Pour les Suisses, l'assurance maladie, c'est comme l'assurance automobile. Ils s'assurent en fonction de leurs besoins, acceptant des systèmes plus ou moins contraignants leur garantissant des remboursements variables pour les médicaments. Le marché helvétique est aux mains d'une centaine de compagnies d'assurances, dont certaines proposent jusqu'à 1 000 contrats de base différents. L'État pose cependant des garde-fous. Depuis 1962, il négocie les prix des médicaments avec les labos, en tenant compte des marges et des tarifs pratiqués par les pays voisins. Par le passé, il n'a pas hésité à geler quatre années durant les prix de molécules couramment prescrites.

L'assuré peut se rendre chez le médecin de son choix. En fonction du contrat qu'il a souscrit, il sera remboursé de tout ou partie de ses dépenses.
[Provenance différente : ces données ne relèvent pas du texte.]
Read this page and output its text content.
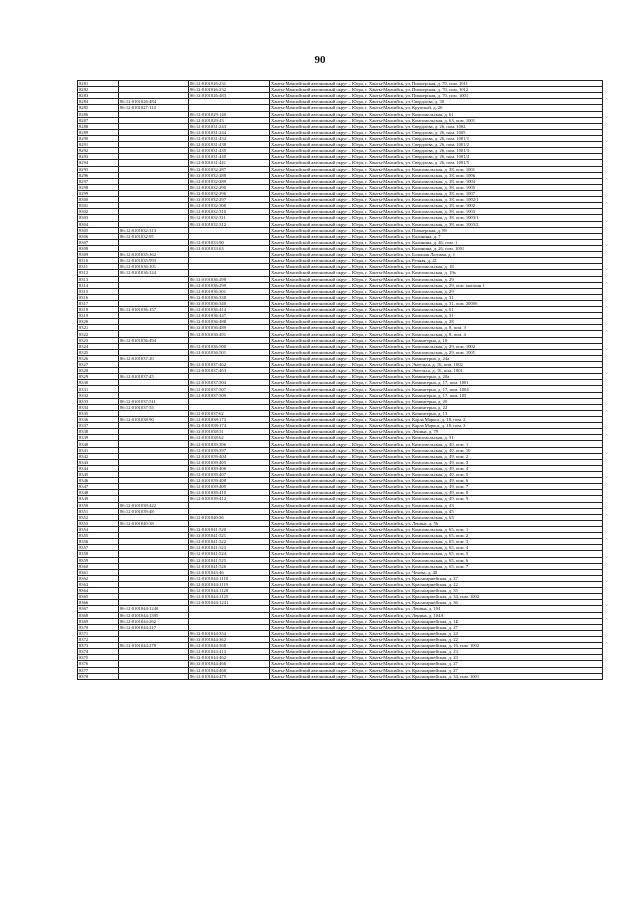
90
8281		86:12:0101026:231	Ханты-Мансийский автономный округ – Югра, г. Ханты-Мансийск, ул. Пионерская, д. 70, пом. 1011
8282		86:12:0101026:232	Ханты-Мансийский автономный округ – Югра, г. Ханты-Мансийск, ул. Пионерская, д. 70, пом. 1012
8283		86:12:0101026:483	Ханты-Мансийский автономный округ – Югра, г. Ханты-Мансийск, ул. Пионерская, д. 70, пом. 1001
8284	86:12:0101026:484		Ханты-Мансийский автономный округ – Югра, г. Ханты-Мансийск, ул. Свердлова, д. 30
8285	86:12:0101027:114		Ханты-Мансийский автономный округ – Югра, г. Ханты-Мансийск, ул. Крупской, д. 26
8286		86:12:0101029:140	Ханты-Мансийский автономный округ – Югра, г. Ханты-Мансийск, ул. Комсомольская, д. 61
8287		86:12:0101029:43	Ханты-Мансийский автономный округ – Югра, г. Ханты-Мансийск, ул. Комсомольская, д. 63, пом. 1001
8288		86:12:0101031:243	Ханты-Мансийский автономный округ – Югра, г. Ханты-Мансийск, ул. Свердлова, д. 26, пом. 1002
8289		86:12:0101031:244	Ханты-Мансийский автономный округ – Югра, г. Ханты-Мансийск, ул. Свердлова, д. 26, пом. 1005
8290		86:12:0101031:432	Ханты-Мансийский автономный округ – Югра, г. Ханты-Мансийск, ул. Свердлова, д. 26, пом. 1001/1
8291		86:12:0101031:438	Ханты-Мансийский автономный округ – Югра, г. Ханты-Мансийск, ул. Свердлова, д. 26, пом. 1001/2
8292		86:12:0101031:439	Ханты-Мансийский автономный округ – Югра, г. Ханты-Мансийск, ул. Свердлова, д. 26, пом. 1001/3
8293		86:12:0101031:440	Ханты-Мансийский автономный округ – Югра, г. Ханты-Мансийск, ул. Свердлова, д. 26, пом. 1001/4
8294		86:12:0101031:441	Ханты-Мансийский автономный округ – Югра, г. Ханты-Мансийск, ул. Свердлова, д. 26, пом. 1001/5
8295		86:12:0101032:287	Ханты-Мансийский автономный округ – Югра, г. Ханты-Мансийск, ул. Комсомольская, д. 38, пом. 1001
8296		86:12:0101032:288	Ханты-Мансийский автономный округ – Югра, г. Ханты-Мансийск, ул. Комсомольская, д. 38, пом. 1006
8297		86:12:0101032:289	Ханты-Мансийский автономный округ – Югра, г. Ханты-Мансийск, ул. Комсомольская, д. 38, пом. 1004
8298		86:12:0101032:290	Ханты-Мансийский автономный округ – Югра, г. Ханты-Мансийск, ул. Комсомольская, д. 38, пом. 1005
8299		86:12:0101032:296	Ханты-Мансийский автономный округ – Югра, г. Ханты-Мансийск, ул. Комсомольская, д. 38, пом. 1007
8300		86:12:0101032:297	Ханты-Мансийский автономный округ – Югра, г. Ханты-Мансийск, ул. Комсомольская, д. 38, пом. 1002/1
8301		86:12:0101032:308	Ханты-Мансийский автономный округ – Югра, г. Ханты-Мансийск, ул. Комсомольская, д. 38, пом. 1002
8302		86:12:0101032:310	Ханты-Мансийский автономный округ – Югра, г. Ханты-Мансийск, ул. Комсомольская, д. 38, пом. 1003
8303		86:12:0101032:311	Ханты-Мансийский автономный округ – Югра, г. Ханты-Мансийск, ул. Комсомольская, д. 38, пом. 1003/1
8304		86:12:0101032:312	Ханты-Мансийский автономный округ – Югра, г. Ханты-Мансийск, ул. Комсомольская, д. 38, пом. 1003/2
8305	86:12:0101032:313		Ханты-Мансийский автономный округ – Югра, г. Ханты-Мансийск, ул. Пионерская, д. 89
8306	86:12:0101032:95		Ханты-Мансийский автономный округ – Югра, г. Ханты-Мансийск, ул. Калинина, д. 7
8307		86:12:0101033:90	Ханты-Мансийский автономный округ – Югра, г. Ханты-Мансийск, ул. Калинина, д. 46, пом. 1
8308		86:12:0101033:63	Ханты-Мансийский автономный округ – Югра, г. Ханты-Мансийск, ул. Калинина, д. 26, пом. 1001
8309	86:12:0101035:162		Ханты-Мансийский автономный округ – Югра, г. Ханты-Мансийск, ул. Большая Логовая, д. 1
8310	86:12:0101035:993		Ханты-Мансийский автономный округ – Югра, г. Ханты-Мансийск, ул. Речная, д. 41
8311	86:12:0101036:101		Ханты-Мансийский автономный округ – Югра, г. Ханты-Мансийск, ул. Комсомольская, д. 18
8312	86:12:0101036:124		Ханты-Мансийский автономный округ – Югра, г. Ханты-Мансийск, ул. Комсомольская, д. 19а
8313		86:12:0101036:298	Ханты-Мансийский автономный округ – Югра, г. Ханты-Мансийск, ул. Комсомольская, д. 29
8314		86:12:0101036:299	Ханты-Мансийский автономный округ – Югра, г. Ханты-Мансийск, ул. Комсомольская, д. 29, пом. магазин 1
8315		86:12:0101036:301	Ханты-Мансийский автономный округ – Югра, г. Ханты-Мансийск, ул. Комсомольская, д. 29
8316		86:12:0101036:338	Ханты-Мансийский автономный округ – Югра, г. Ханты-Мансийск, ул. Комсомольская, д. 31
8317		86:12:0101036:340	Ханты-Мансийский автономный округ – Югра, г. Ханты-Мансийск, ул. Комсомольская, д. 31, пом. 2000б
8318	86:12:0101036:157	86:12:0101036:414	Ханты-Мансийский автономный округ – Югра, г. Ханты-Мансийск, ул. Комсомольская, д. 61
8319		86:12:0101036:447	Ханты-Мансийский автономный округ – Югра, г. Ханты-Мансийск, ул. Комсомольская, д. 31
8320		86:12:0101036:488	Ханты-Мансийский автономный округ – Югра, г. Ханты-Мансийск, ул. Комсомольская, д. 28
8321		86:12:0101036:489	Ханты-Мансийский автономный округ – Югра, г. Ханты-Мансийск, ул. Комсомольская, д. 8, пом. 3
8322		86:12:0101036:491	Ханты-Мансийский автономный округ – Югра, г. Ханты-Мансийск, ул. Комсомольская, д. 8, пом. 4
8323	86:12:0101036:494		Ханты-Мансийский автономный округ – Югра, г. Ханты-Мансийск, ул. Коминтерна, д. 10
8324		86:12:0101036:500	Ханты-Мансийский автономный округ – Югра, г. Ханты-Мансийск, ул. Комсомольская, д. 29, пом. 1002
8325		86:12:0101036:501	Ханты-Мансийский автономный округ – Югра, г. Ханты-Мансийск, ул. Комсомольская, д. 29, пом. 1001
8326	86:12:0101037:20		Ханты-Мансийский автономный округ – Югра, г. Ханты-Мансийск, ул. Коминтерна, д. 24а
8327		86:12:0101037:462	Ханты-Мансийский автономный округ – Югра, г. Ханты-Мансийск, ул. Энгельса, д. 16, пом. 1002
8328		86:12:0101037:463	Ханты-Мансийский автономный округ – Югра, г. Ханты-Мансийск, ул. Энгельса, д. 16, пом. 1001
8329	86:12:0101037:45		Ханты-Мансийский автономный округ – Югра, г. Ханты-Мансийск, ул. Коминтерна, д. 20а
8330		86:12:0101037:504	Ханты-Мансийский автономный округ – Югра, г. Ханты-Мансийск, ул. Коминтерна, д. 17, пом. 1001
8331		86:12:0101037:507	Ханты-Мансийский автономный округ – Югра, г. Ханты-Мансийск, ул. Коминтерна, д. 17, пом. 1004
8332		86:12:0101037:509	Ханты-Мансийский автономный округ – Югра, г. Ханты-Мансийск, ул. Коминтерна, д. 17, пом. 105
8333	86:12:0101037:511		Ханты-Мансийский автономный округ – Югра, г. Ханты-Мансийск, ул. Коминтерна, д. 20
8334	86:12:0101037:55		Ханты-Мансийский автономный округ – Югра, г. Ханты-Мансийск, ул. Коминтерна, д. 22
8335		86:12:0101037:62	Ханты-Мансийский автономный округ – Югра, г. Ханты-Мансийск, ул. Коминтерна, д. 13
8336	86:12:0101038:90	86:12:0101038:173	Ханты-Мансийский автономный округ – Югра, г. Ханты-Мансийск, ул. Карла Маркса, д. 18, пом. 2
8337		86:12:0101038:174	Ханты-Мансийский автономный округ – Югра, г. Ханты-Мансийск, ул. Карла Маркса, д. 18, пом. 3
8338		86:12:0101038:51	Ханты-Мансийский автономный округ – Югра, г. Ханты-Мансийск, ул. Ленина, д. 79
8339		86:12:0101038:62	Ханты-Мансийский автономный округ – Югра, г. Ханты-Мансийск, ул. Комсомольская, д. 31
8340		86:12:0101039:396	Ханты-Мансийский автономный округ – Югра, г. Ханты-Мансийск, ул. Комсомольская, д. 49, пом. 1
8341		86:12:0101039:397	Ханты-Мансийский автономный округ – Югра, г. Ханты-Мансийск, ул. Комсомольская, д. 49, пом. 10
8342		86:12:0101039:404	Ханты-Мансийский автономный округ – Югра, г. Ханты-Мансийск, ул. Комсомольская, д. 49, пом. 2
8343		86:12:0101039:405	Ханты-Мансийский автономный округ – Югра, г. Ханты-Мансийск, ул. Комсомольская, д. 49, пом. 3
8344		86:12:0101039:406	Ханты-Мансийский автономный округ – Югра, г. Ханты-Мансийск, ул. Комсомольская, д. 49, пом. 4
8345		86:12:0101039:407	Ханты-Мансийский автономный округ – Югра, г. Ханты-Мансийск, ул. Комсомольская, д. 49, пом. 5
8346		86:12:0101039:408	Ханты-Мансийский автономный округ – Югра, г. Ханты-Мансийск, ул. Комсомольская, д. 49, пом. 6
8347		86:12:0101039:409	Ханты-Мансийский автономный округ – Югра, г. Ханты-Мансийск, ул. Комсомольская, д. 49, пом. 7
8348		86:12:0101039:410	Ханты-Мансийский автономный округ – Югра, г. Ханты-Мансийск, ул. Комсомольская, д. 49, пом. 8
8349		86:12:0101039:412	Ханты-Мансийский автономный округ – Югра, г. Ханты-Мансийск, ул. Комсомольская, д. 49, пом. 9
8350	86:12:0101039:422		Ханты-Мансийский автономный округ – Югра, г. Ханты-Мансийск, ул. Комсомольская, д. 43
8351	86:12:0101039:48		Ханты-Мансийский автономный округ – Югра, г. Ханты-Мансийск, ул. Комсомольская, д. 45
8352		86:12:0101040:36	Ханты-Мансийский автономный округ – Югра, г. Ханты-Мансийск, ул. Комсомольская, д. 63
8353	86:12:0101040:38		Ханты-Мансийский автономный округ – Югра, г. Ханты-Мансийск, ул. Ленина, д. 56
8354		86:12:0101041:520	Ханты-Мансийский автономный округ – Югра, г. Ханты-Мансийск, ул. Комсомольская, д. 65, пом. 1
8355		86:12:0101041:521	Ханты-Мансийский автономный округ – Югра, г. Ханты-Мансийск, ул. Комсомольская, д. 65, пом. 2
8356		86:12:0101041:522	Ханты-Мансийский автономный округ – Югра, г. Ханты-Мансийск, ул. Комсомольская, д. 65, пом. 3
8357		86:12:0101041:523	Ханты-Мансийский автономный округ – Югра, г. Ханты-Мансийск, ул. Комсомольская, д. 65, пом. 4
8358		86:12:0101041:524	Ханты-Мансийский автономный округ – Югра, г. Ханты-Мансийск, ул. Комсомольская, д. 65, пом. 5
8359		86:12:0101041:525	Ханты-Мансийский автономный округ – Югра, г. Ханты-Мансийск, ул. Комсомольская, д. 65, пом. 6
8360		86:12:0101041:526	Ханты-Мансийский автономный округ – Югра, г. Ханты-Мансийск, ул. Комсомольская, д. 65, пом. 7
8361		86:12:0101043:46	Ханты-Мансийский автономный округ – Югра, г. Ханты-Мансийск, ул. Чехова, д. 40
8362		86:12:0101044:1118	Ханты-Мансийский автономный округ – Югра, г. Ханты-Мансийск, ул. Красноармейская, д. 27
8363		86:12:0101044:1119	Ханты-Мансийский автономный округ – Югра, г. Ханты-Мансийск, ул. Красноармейская, д. 22
8364		86:12:0101044:1120	Ханты-Мансийский автономный округ – Югра, г. Ханты-Мансийск, ул. Красноармейская, д. 35
8365		86:12:0101044:1125	Ханты-Мансийский автономный округ – Югра, г. Ханты-Мансийск, ул. Красноармейская, д. 34, пом. 1002
8366		86:12:0101044:1241	Ханты-Мансийский автономный округ – Югра, г. Ханты-Мансийск, ул. Красноармейская, д. 36
8367	86:12:0101044:1248		Ханты-Мансийский автономный округ – Югра, г. Ханты-Мансийск, ул. Ленина, д. 104
8368	86:12:0101044:1395		Ханты-Мансийский автономный округ – Югра, г. Ханты-Мансийск, ул. Ленина, д. 104А
8369	86:12:0101044:262		Ханты-Мансийский автономный округ – Югра, г. Ханты-Мансийск, ул. Красноармейская, д. 1Б
8370	86:12:0101044:317		Ханты-Мансийский автономный округ – Югра, г. Ханты-Мансийск, ул. Красноармейская, д. 27
8371		86:12:0101044:354	Ханты-Мансийский автономный округ – Югра, г. Ханты-Мансийск, ул. Красноармейская, д. 24
8372		86:12:0101044:362	Ханты-Мансийский автономный округ – Югра, г. Ханты-Мансийск, ул. Красноармейская, д. 22
8373	86:12:0101044:279	86:12:0101044:368	Ханты-Мансийский автономный округ – Югра, г. Ханты-Мансийск, ул. Красноармейская, д. 16, пом. 1002
8374		86:12:0101044:413	Ханты-Мансийский автономный округ – Югра, г. Ханты-Мансийск, ул. Красноармейская, д. 23
8375		86:12:0101044:462	Ханты-Мансийский автономный округ – Югра, г. Ханты-Мансийск, ул. Красноармейская, д. 23
8376		86:12:0101044:466	Ханты-Мансийский автономный округ – Югра, г. Ханты-Мансийск, ул. Красноармейская, д. 27
8377		86:12:0101044:468	Ханты-Мансийский автономный округ – Югра, г. Ханты-Мансийск, ул. Красноармейская, д. 27
8378		86:12:0101044:479	Ханты-Мансийский автономный округ – Югра, г. Ханты-Мансийск, ул. Красноармейская, д. 34, пом. 1001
Les Suisses romands fréquentent davantage les médecins de famille, comme le docteur Jean-Pierre Pavillon, à Échallens, dans le canton de Vaud. Ses malades le consultent en premier et suivent scrupuleusement ses prescriptions. Ce généraliste ne pousse pas à la consommation et recourt aux génériques quand il le juge nécessaire : « On nous y encourage, sans nous y forcer », souligne-t-il. Quant à la Suisse alémanique, elle a adopté le modèle américain de la health maintenance organization (HMO) qui contraint le patient à consulter le médecin salarié de l'assureur s'il veut être remboursé. Chez Sana Care, par exemple, une cinquantaine de praticiens installés autour de Zurich et de Berne travaillent avec la liste des 100 médicaments les plus utilisés et sur lesquels la HMO dispose des plus grosses ristournes. « Nous n'obligeons pas les médecins à les utiliser », assure Urs Phillips, manager de Sana Care, qui précise toutefois que les praticiens disposent sur leur ordinateur de logiciels d'aide à la prescription. Et reçoivent régulièrement des relevés avec les dépenses qu'ils ont générées, comparées à celles de leurs confrères…
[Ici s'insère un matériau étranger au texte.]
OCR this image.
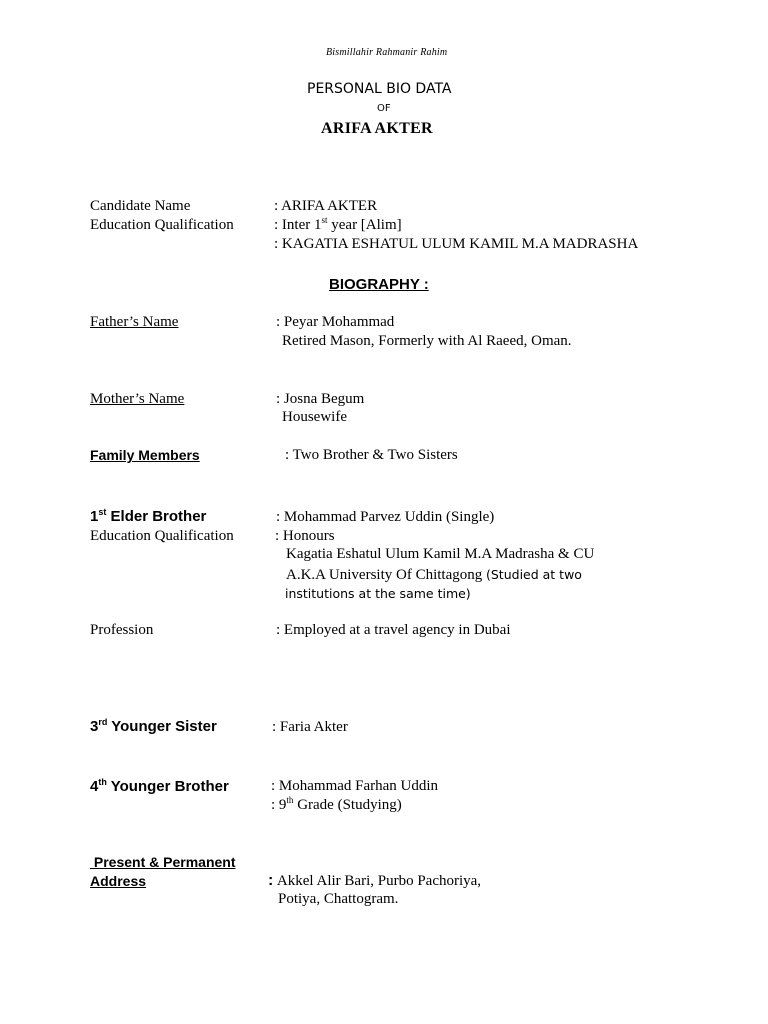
Bismillahir Rahmanir Rahim
PERSONAL BIO DATA
OF
ARIFA AKTER
Candidate Name	: ARIFA AKTER
Education Qualification	: Inter 1st year [Alim]
: KAGATIA ESHATUL ULUM KAMIL M.A MADRASHA
BIOGRAPHY :
Father’s Name	: Peyar Mohammad
Retired Mason, Formerly with Al Raeed, Oman.
Mother’s Name	: Josna Begum
Housewife
Family Members	: Two Brother & Two Sisters
1st Elder Brother	: Mohammad Parvez Uddin (Single)
Education Qualification	: Honours
Kagatia Eshatul Ulum Kamil M.A Madrasha & CU
A.K.A University Of Chittagong (Studied at two
institutions at the same time)
Profession	: Employed at a travel agency in Dubai
3rd Younger Sister	: Faria Akter
4th Younger Brother	: Mohammad Farhan Uddin
: 9th Grade (Studying)
Present & Permanent
Address	: Akkel Alir Bari, Purbo Pachoriya,
Potiya, Chattogram.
Le lent décollage des génériques

Entre 2 et 4 milliards de francs d'économies par an. C'est ce que promet la Sécu en cas de succès des génériques, ces copies de médicaments tout aussi efficaces que les originaux, mais moins chères, parce que le brevet de la molécule est tombé dans le domaine public. Mais le décollage des génériques dépendra beaucoup des pharmaciens. Ces derniers ont en effet conclu, en mai 1999, un accord avec l'État par lequel ils ont obtenu le droit de substitution, c'est-à-dire la possibilité de remplacer un médicament de marque prescrit sur une ordonnance par son jumeau générique. Un an plus tard, le système commence à fonctionner, en particulier dans le nord de la France. Selon « le Panorama du médecin », la Sécurité sociale aurait déjà réalisé 300 millions de francs d'économies grâce aux génériques. Mais ce n'est qu'un timide début. L'OCDE classe d'ailleurs la France parmi les derniers au chapitre des génériques. En tête arrivent les États-Unis, le Canada, le Danemark, la Finlande, l'Allemagne, les Pays-Bas, l'Australie et la Grande-Bretagne, où la part de marché des génériques oscille entre 40 et 50 %.

Avec 3,3 % (mais 6 % en volume selon la Direction générale de la concurrence et de la répression des fraudes), la France fait partie d'un groupe de pays, avec la Suisse, la Belgique et le Japon, où les génériques représentent moins de 10 % du marché.

Enfin, lanternes rouges, l'Italie, le Portugal, l'Espagne et l'Irlande ne consomment quasiment pas de copies de molécules.